The Instagram algorithm worked its magic quickly, and his account began to catch a lot of attention from a broad and diverse crowd. “The hunger that people had for the Jewish perspective on these subjects was fierce,” Silfen says. When his page and program attracted the interest of an NBA All-Star and an Emmy Award-winning musician among a growing number of others, Silfen knew he was on to something. In the first month, he had about thirty students sign up for his course.
Before long, Silfen couldn’t keep up with all of the requests for classes and the preparation they required, while also connecting with new students and counseling many over WhatsApp. He reached out to a few contacts—friends both in the business world and on shlichus—to ask if they would give one or two classes a month. To his surprise, many wanted to do it once a week. “The students are so engaged and thirsty, and the environment, despite being virtual, feels so intimate. Everyone loved the energy,” says Silfen.
“It’s a true soulful elevation for me,” says Nilu Norinova, an epidemiologist based in New York City. “The 30-minute classes are great, with my unpredictable schedule.”
Some of the students live in far flung places where they normally feel isolated Jewishly. “I’m getting my questions answered by a rebbetzin for the first time in my life, and in real time,” says Sara Levin of Kungshamn, Sweden.
Today Chabad Academy has close to 200 students, hailing from Sweden to Brazil, Mexico to Hawaii and L.A. On Instagram, Silfen’s quizzes draw more than one thousand people daily.
The program boasts fourteen top-notch instructors, including Rabbi Yaya Wilhelm, Rabbi Dovid Birk, Rabbi Shneur Silberberg and Mrs. Shula Bryski.

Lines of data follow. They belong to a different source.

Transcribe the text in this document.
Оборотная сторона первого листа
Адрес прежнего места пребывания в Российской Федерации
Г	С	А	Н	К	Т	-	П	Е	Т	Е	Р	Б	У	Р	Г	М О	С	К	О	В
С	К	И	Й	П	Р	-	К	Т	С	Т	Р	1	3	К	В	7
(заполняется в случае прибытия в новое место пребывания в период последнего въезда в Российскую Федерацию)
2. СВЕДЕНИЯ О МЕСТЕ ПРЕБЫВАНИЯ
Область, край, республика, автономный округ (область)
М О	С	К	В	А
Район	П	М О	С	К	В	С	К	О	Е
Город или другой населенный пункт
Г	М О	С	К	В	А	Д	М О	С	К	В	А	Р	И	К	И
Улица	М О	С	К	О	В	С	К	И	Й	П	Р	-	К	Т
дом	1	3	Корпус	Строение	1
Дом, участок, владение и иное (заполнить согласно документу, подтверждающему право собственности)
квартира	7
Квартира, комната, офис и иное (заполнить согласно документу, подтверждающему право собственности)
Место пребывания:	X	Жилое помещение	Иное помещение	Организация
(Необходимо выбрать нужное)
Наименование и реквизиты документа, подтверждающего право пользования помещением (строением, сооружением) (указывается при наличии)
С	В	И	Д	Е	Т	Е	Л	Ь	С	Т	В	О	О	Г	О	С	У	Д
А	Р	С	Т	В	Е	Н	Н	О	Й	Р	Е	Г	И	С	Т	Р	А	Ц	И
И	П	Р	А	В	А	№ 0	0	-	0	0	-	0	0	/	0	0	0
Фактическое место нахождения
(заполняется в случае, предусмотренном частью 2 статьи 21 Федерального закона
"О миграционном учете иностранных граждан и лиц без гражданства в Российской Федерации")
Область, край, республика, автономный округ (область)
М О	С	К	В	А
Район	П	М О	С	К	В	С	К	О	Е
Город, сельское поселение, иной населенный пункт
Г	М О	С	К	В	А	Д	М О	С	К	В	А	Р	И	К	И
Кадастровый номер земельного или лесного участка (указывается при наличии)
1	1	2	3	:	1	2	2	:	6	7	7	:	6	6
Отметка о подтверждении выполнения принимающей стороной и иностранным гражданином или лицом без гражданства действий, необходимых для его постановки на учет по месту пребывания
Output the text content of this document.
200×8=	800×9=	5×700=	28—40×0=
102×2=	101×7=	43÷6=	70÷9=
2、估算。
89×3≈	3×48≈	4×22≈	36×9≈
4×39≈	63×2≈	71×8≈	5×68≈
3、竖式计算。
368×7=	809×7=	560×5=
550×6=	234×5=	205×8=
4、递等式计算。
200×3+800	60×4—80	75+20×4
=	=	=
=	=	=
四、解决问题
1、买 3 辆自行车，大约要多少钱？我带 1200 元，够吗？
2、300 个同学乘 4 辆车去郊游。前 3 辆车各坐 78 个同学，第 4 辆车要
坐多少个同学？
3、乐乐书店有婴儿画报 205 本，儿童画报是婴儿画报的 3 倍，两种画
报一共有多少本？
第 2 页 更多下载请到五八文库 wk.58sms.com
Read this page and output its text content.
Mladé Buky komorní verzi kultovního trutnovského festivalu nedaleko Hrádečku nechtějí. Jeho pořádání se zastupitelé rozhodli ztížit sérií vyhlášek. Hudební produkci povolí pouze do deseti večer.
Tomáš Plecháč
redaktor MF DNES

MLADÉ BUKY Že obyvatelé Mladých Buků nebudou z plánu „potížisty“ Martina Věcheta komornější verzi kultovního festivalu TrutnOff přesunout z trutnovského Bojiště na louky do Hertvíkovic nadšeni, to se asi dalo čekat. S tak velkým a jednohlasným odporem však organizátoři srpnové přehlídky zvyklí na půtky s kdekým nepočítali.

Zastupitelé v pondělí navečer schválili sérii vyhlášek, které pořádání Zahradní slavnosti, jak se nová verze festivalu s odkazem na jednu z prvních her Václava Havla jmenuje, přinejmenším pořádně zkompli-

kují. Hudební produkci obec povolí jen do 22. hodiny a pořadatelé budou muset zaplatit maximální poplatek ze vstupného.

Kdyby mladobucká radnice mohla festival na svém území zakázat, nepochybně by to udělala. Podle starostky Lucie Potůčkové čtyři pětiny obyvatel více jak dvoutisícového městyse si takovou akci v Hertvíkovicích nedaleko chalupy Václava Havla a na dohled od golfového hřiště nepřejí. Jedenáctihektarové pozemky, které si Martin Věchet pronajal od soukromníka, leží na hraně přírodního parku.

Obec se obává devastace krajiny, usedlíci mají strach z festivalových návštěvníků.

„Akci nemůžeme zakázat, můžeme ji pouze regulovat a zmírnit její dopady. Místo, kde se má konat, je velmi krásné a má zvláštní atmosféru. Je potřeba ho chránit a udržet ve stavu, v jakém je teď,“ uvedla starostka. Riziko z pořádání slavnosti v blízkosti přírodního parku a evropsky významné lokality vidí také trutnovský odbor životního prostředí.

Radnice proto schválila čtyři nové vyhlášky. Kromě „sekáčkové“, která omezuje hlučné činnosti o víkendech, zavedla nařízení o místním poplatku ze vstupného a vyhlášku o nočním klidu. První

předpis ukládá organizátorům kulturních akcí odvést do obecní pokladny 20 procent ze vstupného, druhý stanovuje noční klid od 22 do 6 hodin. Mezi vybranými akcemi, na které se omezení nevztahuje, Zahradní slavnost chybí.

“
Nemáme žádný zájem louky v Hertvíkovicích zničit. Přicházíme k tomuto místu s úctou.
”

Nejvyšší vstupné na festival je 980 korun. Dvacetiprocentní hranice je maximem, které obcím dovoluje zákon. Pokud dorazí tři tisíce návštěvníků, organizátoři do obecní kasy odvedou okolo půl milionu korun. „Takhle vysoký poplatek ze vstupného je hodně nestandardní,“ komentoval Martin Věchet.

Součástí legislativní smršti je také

Silfen has already sent a handful of his students on to the Mayanot and Machon Tmimim yeshivas as well as Machon Chana, and connected even more with their local Chabad shluchim.
Chabad Academy is also free of charge, running on the support of donors. “Students donate whatever, whenever,” says Silfen.
Despite its growth, Silfen strives to keep the Academy feeling like a close community, with a low-key non-judgmental environment. “Come as you are, stay as long as you want, and if you leave, we’ll be here when you get back,” he says with a smile.